Maternal outcomes associated with early preterm cesarean delivery.

Am J Obstet Gynecol 2017 Mar 10;216(3):312.e1-312.e9. Epub 2016 Nov 10.

Obstetrics and Gynecology at MedStar Washington Hospital Center, Washington, DC.

Background: Data on complications associated with classic cesarean delivery are conflicting. In extremely preterm cesarean delivery (22 0/7-27 6/7 weeks' gestation), the lower uterine segment is thicker. It is plausible that the rates of maternal complications may not differ between classic and low transverse cesarean.

Objective: We sought to compare maternal outcomes associated with classic versus low transverse cesarean after stratifying by gestation (23 0/7-27 6/7 and 28 0/7-31 6/7 weeks' gestation).

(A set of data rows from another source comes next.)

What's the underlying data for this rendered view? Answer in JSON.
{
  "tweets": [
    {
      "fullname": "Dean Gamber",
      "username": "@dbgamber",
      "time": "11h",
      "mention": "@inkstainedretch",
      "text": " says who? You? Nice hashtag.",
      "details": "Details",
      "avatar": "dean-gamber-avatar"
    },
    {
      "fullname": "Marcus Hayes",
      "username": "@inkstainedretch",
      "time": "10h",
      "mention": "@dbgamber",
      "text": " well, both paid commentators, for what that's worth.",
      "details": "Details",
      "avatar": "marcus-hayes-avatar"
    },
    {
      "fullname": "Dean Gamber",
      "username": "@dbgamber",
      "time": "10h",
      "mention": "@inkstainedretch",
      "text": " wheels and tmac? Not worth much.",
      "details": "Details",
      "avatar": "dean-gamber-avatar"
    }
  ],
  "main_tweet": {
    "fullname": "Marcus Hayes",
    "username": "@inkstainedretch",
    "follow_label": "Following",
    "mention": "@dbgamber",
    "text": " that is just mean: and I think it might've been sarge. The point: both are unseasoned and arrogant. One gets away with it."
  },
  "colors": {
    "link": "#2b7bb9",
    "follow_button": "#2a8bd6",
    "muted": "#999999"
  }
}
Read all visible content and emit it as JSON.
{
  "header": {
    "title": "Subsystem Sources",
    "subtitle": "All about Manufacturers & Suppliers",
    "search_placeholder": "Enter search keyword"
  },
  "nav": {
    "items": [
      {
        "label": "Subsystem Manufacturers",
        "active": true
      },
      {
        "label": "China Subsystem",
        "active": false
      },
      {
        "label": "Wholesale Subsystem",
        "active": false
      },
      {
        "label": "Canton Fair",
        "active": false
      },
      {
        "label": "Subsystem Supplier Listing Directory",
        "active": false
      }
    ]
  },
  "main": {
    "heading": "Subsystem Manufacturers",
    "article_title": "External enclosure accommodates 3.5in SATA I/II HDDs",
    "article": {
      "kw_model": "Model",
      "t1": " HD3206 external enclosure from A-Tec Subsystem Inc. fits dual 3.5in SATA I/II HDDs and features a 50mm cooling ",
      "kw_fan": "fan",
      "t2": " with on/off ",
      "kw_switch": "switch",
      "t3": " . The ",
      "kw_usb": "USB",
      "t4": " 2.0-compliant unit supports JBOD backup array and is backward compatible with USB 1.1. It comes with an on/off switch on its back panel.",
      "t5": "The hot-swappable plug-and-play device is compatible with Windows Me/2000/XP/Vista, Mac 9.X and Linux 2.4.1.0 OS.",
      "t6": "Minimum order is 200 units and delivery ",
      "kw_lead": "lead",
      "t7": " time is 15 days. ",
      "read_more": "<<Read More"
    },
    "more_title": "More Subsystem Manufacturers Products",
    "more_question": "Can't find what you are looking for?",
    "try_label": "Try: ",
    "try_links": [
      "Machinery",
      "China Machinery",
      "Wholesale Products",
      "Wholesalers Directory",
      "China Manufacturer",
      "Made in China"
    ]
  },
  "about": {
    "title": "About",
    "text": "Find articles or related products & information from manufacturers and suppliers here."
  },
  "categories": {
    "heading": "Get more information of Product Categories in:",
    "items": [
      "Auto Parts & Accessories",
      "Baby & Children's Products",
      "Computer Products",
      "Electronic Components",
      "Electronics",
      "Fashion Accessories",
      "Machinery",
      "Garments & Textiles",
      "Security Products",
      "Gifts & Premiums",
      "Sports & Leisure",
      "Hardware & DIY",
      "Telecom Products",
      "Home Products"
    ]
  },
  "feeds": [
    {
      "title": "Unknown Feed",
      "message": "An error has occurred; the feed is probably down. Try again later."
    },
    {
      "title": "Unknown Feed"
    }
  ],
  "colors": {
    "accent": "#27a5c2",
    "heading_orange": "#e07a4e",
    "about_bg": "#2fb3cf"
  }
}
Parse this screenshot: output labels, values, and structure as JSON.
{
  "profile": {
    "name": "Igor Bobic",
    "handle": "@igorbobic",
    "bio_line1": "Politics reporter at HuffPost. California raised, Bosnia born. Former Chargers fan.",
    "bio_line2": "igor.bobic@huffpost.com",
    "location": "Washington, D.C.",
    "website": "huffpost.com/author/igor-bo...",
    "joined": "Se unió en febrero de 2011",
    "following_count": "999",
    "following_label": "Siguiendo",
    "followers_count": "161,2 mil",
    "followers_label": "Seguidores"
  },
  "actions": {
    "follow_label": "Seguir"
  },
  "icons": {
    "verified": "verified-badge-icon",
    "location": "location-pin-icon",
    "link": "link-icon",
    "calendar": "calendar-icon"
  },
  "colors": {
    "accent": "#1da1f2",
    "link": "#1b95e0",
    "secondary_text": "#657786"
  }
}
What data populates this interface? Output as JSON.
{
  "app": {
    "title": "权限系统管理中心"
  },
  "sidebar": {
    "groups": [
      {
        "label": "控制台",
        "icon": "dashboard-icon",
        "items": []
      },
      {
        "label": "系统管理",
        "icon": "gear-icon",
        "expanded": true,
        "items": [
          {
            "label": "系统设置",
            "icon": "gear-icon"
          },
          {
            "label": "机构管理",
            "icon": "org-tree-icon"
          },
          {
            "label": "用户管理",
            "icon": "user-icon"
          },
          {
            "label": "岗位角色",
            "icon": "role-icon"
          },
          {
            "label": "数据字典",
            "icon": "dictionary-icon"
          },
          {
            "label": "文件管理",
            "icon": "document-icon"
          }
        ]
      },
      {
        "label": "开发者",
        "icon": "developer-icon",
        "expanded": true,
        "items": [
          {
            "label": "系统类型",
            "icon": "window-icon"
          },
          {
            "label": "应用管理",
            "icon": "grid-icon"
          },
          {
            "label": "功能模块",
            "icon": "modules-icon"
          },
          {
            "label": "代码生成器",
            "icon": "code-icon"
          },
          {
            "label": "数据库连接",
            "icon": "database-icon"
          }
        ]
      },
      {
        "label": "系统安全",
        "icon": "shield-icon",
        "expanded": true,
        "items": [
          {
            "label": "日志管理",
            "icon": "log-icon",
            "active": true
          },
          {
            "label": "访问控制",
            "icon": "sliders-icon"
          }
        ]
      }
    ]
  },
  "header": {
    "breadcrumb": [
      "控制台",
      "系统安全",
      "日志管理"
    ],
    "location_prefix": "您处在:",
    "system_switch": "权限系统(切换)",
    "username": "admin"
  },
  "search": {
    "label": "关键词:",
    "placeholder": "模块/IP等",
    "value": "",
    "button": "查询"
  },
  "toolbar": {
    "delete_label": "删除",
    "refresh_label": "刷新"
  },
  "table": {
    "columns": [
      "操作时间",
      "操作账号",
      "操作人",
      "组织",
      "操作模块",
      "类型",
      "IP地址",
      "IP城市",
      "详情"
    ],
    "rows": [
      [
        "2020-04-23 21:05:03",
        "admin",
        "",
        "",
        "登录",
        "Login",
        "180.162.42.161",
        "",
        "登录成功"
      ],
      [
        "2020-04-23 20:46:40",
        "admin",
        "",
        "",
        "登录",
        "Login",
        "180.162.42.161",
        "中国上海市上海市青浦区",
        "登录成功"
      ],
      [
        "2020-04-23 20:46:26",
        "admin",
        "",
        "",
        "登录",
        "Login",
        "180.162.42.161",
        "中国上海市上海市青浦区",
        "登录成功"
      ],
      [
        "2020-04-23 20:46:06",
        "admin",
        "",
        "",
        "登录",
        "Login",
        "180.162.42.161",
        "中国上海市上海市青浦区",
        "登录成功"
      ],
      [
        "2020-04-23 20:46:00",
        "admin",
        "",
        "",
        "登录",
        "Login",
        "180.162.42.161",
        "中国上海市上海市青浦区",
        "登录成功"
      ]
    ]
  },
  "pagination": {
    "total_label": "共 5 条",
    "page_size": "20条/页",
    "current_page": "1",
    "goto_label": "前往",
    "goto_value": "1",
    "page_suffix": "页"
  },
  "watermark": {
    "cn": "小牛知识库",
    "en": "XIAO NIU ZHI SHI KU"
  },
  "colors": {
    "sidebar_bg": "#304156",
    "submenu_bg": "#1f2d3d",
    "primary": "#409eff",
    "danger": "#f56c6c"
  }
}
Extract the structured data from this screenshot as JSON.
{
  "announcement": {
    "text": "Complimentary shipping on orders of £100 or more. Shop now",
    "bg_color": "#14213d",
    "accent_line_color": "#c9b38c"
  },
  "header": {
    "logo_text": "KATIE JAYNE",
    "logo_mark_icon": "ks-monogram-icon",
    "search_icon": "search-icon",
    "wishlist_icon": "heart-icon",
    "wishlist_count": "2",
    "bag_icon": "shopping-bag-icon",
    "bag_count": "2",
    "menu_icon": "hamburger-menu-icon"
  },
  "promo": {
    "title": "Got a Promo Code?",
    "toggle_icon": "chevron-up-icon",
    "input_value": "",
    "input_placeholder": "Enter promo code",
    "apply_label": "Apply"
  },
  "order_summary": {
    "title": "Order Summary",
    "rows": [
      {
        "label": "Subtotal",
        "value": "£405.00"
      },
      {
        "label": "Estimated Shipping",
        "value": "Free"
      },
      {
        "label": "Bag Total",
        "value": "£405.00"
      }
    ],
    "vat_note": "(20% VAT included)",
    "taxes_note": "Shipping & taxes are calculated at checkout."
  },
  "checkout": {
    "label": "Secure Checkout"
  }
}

Study Design: We conducted a multihospital retrospective cohort study of women undergoing cesarean delivery at 23 0/7 to 31 6/7 weeks' gestation from 2005 through 2014. Composite maternal outcome (postpartum hemorrhage, transfusion, endometritis, sepsis, wound infection, deep venous thrombosis/pulmonary embolism, hysterectomy, respiratory complications, and intensive care unit admission) was compared between classic and low transverse cesarean. Outcomes were calculated using multivariable logistic regression models yielding adjusted odds ratios with 95% confidence intervals and adjusted P values controlling for maternal characteristics, emergency cesarean delivery, and comorbidities. Analyses were stratified by gestational age categories (23 0/7-27 6/7 and 28 0/7-31 6/7 weeks' gestation).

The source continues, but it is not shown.